I just thought about this scene. That its a symbol of narsissistic behavior, that they will feed on your light. Like they are posessed by clinging spirits that feeds on fear.
Gianluca Cabria because I think all of David’s work is his best. And also I view twin peaks S1, S2 ( until ep9) fire walk with me and the return as one art piece. So it’s impossible to choose
Kinda nice to see the coal men being normal human being going ‘ah fuck this makeup sucks’. Faces like that have terrified me my whole life. I can’t watch Lost Highway because the man with the white face creeps me the fuck out.

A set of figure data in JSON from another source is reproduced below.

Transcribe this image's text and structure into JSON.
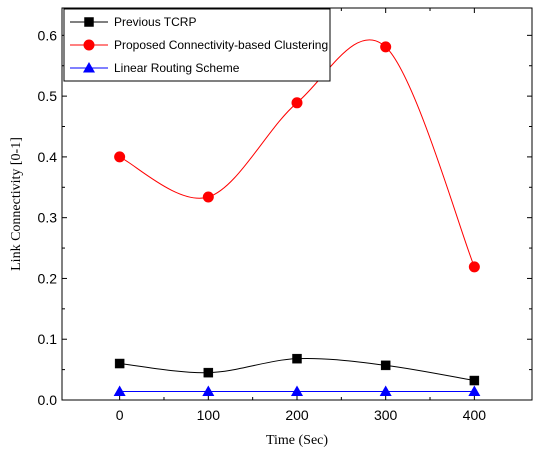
{
  "chart_data": {
    "type": "line",
    "xlabel": "Time (Sec)",
    "ylabel": "Link Connectivity [0-1]",
    "xlim": [
      -65,
      465
    ],
    "ylim": [
      0,
      0.645
    ],
    "x_ticks": [
      0,
      100,
      200,
      300,
      400
    ],
    "x_tick_labels": [
      "0",
      "100",
      "200",
      "300",
      "400"
    ],
    "y_ticks": [
      0.0,
      0.1,
      0.2,
      0.3,
      0.4,
      0.5,
      0.6
    ],
    "y_tick_labels": [
      "0.0",
      "0.1",
      "0.2",
      "0.3",
      "0.4",
      "0.5",
      "0.6"
    ],
    "grid": false,
    "legend_position": "top-left",
    "x": [
      0,
      100,
      200,
      300,
      400
    ],
    "series": [
      {
        "name": "Previous TCRP",
        "values": [
          0.06,
          0.045,
          0.068,
          0.057,
          0.032
        ],
        "color": "#000000",
        "marker": "square"
      },
      {
        "name": "Proposed Connectivity-based Clustering",
        "values": [
          0.4,
          0.334,
          0.489,
          0.581,
          0.219
        ],
        "color": "#ff0000",
        "marker": "circle"
      },
      {
        "name": "Linear Routing Scheme",
        "values": [
          0.014,
          0.014,
          0.014,
          0.014,
          0.014
        ],
        "color": "#0000ff",
        "marker": "triangle"
      }
    ]
  }
}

"In languages incomprehensible to the Khan, the envoys related information heard in languages incomprehensible to them: from this opaque, dense stridor emerged the revenues received by the imperial treasury, the first and last names of officials dismissed and decapitated, the dimensions of the canals that the narrow rivers fed in times of drought. But when the young Venetian made his report, a different communication was established between him and the emperor. Newly arrived and totally ignorant of the Levantine languages, Marco Polo could express himself only with gestures, leaps, cries of wonder and of horror, animal barkings or hootings, or with objects he took from his knapsacks -- ostrich plumes, pea-shooters, quartzes--which he arranged in front of him like chessmen. Returning from the missions on which Ku-blai sent him, the ingenious foreigner improvised pantomimes that the sovereign had to interpret: one city was depicted by the leap of a fish escaping the cormorant's beak to fall into a net; another city by a naked man running through fire unscorched; a third by a skull, its teeth green with mold, clenching a round, white pearl." Invisible Cities by Italo Calvino, p21-2
Most directors now: "Eeer, yeah whatever, just stand there in front of the green screen and we'll edit the rest in in post. Everyones already fans of this s**t from decades ago so we can just do anything and they'll pay to see it. So, how much are you paying me again? I'm bored."